Developing health tourism in Uramanat leads to economic growth, expert says
TEHRAN – Economic and social development of the UNESCO-designated Uramanat can be achieved through strengthening health tourism in the western Iranian region, a tourism expert has said.
Uramanat draws significant numbers of medical tourists and sightseers from Iraq’s Kurdistan Region so that the development of health tourism in Uramanat can contribute significantly to its economic and social development, IRNA quoted Fariba Maleki as saying on Saturday.
Uramanat is famous for its rare medicinal plants, vegetation, breeding of leeches and scorpions, infrastructure for health tourism, and its traditional medicine, she explained.
Several factors attract health tourists from the Kurdistan Region of Iraq, including the climate of the region, which consists of four seasons, and proximity to the neighboring Iraqi country, she added.
According to available data, Iran hosts an average of one million medical tourists each year. “About one million medical tourists, mainly from the neighboring countries, arrive in Iran annually,” Mohammadreza Tarjoman, who presides over the Health Ministry’s tourism office, said last April.
“The majority of inbound medical passengers come from the neighboring countries, including Iraq and Afghanistan,” the official said.
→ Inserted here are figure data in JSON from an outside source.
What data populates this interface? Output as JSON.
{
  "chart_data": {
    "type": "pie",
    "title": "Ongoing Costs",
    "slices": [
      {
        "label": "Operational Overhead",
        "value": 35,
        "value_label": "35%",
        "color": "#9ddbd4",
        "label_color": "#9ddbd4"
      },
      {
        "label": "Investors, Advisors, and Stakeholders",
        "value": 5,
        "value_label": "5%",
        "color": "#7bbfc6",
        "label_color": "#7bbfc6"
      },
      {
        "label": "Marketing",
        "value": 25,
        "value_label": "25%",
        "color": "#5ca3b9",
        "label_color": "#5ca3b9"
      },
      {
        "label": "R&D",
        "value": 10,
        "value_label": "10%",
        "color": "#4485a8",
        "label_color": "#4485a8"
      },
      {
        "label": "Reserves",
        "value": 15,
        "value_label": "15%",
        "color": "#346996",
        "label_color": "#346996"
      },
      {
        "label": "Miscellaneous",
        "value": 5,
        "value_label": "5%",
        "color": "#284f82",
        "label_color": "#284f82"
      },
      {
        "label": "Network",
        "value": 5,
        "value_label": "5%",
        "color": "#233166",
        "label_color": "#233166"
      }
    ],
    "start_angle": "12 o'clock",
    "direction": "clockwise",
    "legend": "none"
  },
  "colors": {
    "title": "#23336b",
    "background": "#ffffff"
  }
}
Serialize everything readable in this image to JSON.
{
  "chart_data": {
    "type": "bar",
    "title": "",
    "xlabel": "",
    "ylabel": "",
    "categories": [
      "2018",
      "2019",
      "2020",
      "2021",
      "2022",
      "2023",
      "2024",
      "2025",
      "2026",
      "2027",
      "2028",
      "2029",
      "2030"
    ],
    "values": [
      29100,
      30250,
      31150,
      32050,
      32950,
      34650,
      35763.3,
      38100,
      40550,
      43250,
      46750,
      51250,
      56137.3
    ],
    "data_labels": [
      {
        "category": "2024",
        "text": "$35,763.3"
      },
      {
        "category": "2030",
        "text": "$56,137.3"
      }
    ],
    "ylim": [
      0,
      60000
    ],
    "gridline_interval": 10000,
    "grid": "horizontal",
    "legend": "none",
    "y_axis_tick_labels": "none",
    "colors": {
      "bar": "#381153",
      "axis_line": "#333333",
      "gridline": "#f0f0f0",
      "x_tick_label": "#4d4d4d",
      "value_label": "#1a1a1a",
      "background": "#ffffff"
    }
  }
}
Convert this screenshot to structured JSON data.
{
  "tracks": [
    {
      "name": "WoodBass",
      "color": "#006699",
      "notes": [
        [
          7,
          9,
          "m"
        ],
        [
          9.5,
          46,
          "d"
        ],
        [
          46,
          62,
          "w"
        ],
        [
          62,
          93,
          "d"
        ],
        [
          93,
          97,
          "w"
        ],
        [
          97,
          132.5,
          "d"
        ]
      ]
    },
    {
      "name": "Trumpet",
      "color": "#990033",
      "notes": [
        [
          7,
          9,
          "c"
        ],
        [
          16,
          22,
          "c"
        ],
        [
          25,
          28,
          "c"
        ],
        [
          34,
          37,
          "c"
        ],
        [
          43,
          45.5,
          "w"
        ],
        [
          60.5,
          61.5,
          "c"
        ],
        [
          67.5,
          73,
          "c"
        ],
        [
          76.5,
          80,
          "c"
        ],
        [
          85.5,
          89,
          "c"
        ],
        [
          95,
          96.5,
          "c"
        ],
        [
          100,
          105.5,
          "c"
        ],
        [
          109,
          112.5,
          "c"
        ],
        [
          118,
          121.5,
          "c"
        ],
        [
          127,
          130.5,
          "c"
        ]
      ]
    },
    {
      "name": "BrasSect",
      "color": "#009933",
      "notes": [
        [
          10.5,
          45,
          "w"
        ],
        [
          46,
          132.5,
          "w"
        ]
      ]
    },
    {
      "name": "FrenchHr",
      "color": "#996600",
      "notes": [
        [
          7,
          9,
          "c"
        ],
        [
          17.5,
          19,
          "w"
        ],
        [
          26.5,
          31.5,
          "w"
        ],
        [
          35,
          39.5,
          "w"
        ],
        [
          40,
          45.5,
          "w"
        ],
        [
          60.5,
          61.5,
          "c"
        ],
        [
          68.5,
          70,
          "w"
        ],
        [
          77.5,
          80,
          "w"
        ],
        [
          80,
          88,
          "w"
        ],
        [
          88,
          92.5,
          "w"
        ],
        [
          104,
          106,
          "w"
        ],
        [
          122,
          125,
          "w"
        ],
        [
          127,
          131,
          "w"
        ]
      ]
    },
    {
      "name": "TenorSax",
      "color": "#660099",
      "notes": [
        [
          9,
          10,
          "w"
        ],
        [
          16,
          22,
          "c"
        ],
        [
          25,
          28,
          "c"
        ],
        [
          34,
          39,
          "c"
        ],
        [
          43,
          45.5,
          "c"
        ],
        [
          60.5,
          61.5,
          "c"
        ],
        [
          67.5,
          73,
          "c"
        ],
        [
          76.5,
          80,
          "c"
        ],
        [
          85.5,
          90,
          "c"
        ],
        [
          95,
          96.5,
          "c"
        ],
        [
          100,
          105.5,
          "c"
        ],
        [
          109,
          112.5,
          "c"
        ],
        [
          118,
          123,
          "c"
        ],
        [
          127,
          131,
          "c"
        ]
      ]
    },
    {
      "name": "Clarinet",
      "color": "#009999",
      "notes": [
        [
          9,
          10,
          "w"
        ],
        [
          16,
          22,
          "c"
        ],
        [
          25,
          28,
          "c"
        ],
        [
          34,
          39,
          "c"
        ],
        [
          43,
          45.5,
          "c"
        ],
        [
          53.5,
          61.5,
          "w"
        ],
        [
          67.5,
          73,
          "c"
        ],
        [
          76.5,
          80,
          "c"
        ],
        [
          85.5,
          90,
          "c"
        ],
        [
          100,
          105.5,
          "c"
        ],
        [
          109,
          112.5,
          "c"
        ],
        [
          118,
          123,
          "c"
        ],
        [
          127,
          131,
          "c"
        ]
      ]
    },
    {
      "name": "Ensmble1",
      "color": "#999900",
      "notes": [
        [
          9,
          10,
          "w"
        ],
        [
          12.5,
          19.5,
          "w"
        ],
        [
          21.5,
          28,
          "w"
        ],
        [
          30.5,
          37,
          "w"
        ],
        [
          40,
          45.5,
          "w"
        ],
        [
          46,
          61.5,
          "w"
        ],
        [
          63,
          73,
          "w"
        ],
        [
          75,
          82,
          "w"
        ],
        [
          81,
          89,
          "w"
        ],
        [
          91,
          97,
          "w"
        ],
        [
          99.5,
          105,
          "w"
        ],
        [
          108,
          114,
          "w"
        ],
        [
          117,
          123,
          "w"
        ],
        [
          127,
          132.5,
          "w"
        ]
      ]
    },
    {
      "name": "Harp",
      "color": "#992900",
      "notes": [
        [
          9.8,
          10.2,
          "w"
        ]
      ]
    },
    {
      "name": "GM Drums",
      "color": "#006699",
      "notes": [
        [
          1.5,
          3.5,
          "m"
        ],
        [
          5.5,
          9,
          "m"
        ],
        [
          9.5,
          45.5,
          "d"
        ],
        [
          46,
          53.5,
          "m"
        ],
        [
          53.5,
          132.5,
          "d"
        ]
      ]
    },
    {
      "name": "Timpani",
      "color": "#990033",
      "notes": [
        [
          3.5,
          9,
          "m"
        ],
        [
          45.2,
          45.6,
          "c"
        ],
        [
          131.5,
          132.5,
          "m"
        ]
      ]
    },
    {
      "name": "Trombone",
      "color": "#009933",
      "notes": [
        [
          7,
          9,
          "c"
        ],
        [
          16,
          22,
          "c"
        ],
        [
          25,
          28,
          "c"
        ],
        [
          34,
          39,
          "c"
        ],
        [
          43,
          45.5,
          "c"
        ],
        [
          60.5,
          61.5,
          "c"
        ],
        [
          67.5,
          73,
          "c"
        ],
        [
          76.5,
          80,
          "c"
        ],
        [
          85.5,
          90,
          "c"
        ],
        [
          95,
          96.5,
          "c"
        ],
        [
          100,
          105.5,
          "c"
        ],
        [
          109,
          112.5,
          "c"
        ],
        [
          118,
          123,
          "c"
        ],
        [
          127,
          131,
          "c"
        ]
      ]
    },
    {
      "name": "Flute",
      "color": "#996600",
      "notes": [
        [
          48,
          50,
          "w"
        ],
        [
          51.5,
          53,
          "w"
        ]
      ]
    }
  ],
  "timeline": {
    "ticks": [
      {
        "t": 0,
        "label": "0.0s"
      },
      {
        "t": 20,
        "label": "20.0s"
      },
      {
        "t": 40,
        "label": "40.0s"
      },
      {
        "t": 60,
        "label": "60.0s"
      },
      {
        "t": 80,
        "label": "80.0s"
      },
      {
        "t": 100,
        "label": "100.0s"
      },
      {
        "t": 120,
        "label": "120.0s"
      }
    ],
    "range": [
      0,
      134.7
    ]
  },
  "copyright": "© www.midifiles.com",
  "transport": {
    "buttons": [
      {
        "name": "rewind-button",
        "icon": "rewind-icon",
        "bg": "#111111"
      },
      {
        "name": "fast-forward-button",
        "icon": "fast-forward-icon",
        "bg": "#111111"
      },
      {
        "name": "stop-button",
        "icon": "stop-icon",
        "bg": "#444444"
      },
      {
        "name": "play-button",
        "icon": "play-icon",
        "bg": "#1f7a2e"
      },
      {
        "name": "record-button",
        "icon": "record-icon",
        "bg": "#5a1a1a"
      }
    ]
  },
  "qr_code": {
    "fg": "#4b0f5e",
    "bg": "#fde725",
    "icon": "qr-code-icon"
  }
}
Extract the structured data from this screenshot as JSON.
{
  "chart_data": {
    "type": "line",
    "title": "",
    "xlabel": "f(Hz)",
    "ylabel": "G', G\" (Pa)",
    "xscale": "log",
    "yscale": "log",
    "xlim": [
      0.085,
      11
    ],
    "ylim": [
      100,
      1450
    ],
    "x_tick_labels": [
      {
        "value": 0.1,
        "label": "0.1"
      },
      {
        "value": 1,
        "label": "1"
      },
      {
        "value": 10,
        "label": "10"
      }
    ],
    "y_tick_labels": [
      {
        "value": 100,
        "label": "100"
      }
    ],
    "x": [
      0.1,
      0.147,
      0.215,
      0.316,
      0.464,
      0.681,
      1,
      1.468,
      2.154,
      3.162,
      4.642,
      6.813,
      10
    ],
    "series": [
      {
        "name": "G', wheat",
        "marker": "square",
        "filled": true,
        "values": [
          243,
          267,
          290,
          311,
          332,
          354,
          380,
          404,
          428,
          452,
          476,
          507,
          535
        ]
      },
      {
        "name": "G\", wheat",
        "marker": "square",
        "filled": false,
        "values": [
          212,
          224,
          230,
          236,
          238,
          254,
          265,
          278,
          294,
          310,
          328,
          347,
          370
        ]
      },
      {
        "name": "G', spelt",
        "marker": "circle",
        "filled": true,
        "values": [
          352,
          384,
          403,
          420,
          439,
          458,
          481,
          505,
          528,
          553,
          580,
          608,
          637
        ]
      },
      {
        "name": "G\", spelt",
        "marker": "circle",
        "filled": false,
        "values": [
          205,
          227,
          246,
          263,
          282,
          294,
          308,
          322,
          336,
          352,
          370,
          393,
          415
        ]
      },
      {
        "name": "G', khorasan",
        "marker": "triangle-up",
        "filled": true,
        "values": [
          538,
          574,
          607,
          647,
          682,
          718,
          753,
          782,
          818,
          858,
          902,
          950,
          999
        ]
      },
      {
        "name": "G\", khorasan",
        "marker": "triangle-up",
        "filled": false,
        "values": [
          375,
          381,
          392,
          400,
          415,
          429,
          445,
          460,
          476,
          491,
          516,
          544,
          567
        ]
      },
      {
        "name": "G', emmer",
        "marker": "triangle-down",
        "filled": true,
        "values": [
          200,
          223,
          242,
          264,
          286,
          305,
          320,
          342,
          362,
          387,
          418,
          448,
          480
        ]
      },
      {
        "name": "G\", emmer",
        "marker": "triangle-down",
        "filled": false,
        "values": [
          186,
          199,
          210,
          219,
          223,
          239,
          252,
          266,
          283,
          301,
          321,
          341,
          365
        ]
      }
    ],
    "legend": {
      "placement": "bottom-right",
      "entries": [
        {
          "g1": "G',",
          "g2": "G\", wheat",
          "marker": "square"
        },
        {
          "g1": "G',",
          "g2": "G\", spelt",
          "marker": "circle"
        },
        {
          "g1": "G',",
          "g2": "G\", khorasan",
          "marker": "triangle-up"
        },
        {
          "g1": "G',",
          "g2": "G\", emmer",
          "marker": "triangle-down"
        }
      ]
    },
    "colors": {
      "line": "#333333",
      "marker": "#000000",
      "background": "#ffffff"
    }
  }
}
Talking about hospitals and clinics, he said a selection of 200 Iranian medical centers have permission to accept foreign patients.
Experts believe medical tourism in Iran is a win-win opportunity both for the country and foreign patients, as they are offered affordable yet quality treatment services and the country gains considerable foreign currency. Amongst Iran’s trump cards are the presence of credible surgeons and physicians, cutting-edge medical technologies, high-tech medicine and diverse specializations, super affordable procedures, and finally its hospitable people.
Iran seeks to exceed its yearly medical travelers to around two million in [calendar year] 1404 (March 2025-March 2026).
Stretched on the slopes of Sarvabad county at the heart of the Zagros Mountains and shared between the provinces of Kordestan and Kermanshah in western Iran, the Uramanat cultural landscape embraces hundreds of villages, 106,000 hectares of land, and 303,000 hectares of surrounding properties.
Archaeological findings dating back about 40,000 years, caves and rock shelters, ancient paths and was along the valleys, motifs and inscriptions, cemeteries, mounds, castles, settlements, and other historical evidence attest to the continuity of life in the Uramanat region from the Paleolithic to the present time.
According to the UN body, Uramanat is an exceptional testimony to a cultural tradition of the semi-nomadic agropastoral way of life of the Hawrami people, a Kurdish tribe that has resided in the Zagros Mountains for millennia. This outstanding cultural tradition is manifested in the ancestral practices of transhumance, the mode of seasonal living in Havars, steep-slope terraced agriculture, soil and water management, traditional knowledge for planning and constructing steeply terraced villages, and rich diversity of intangible heritage, all reflecting harmonious co-existence with nature.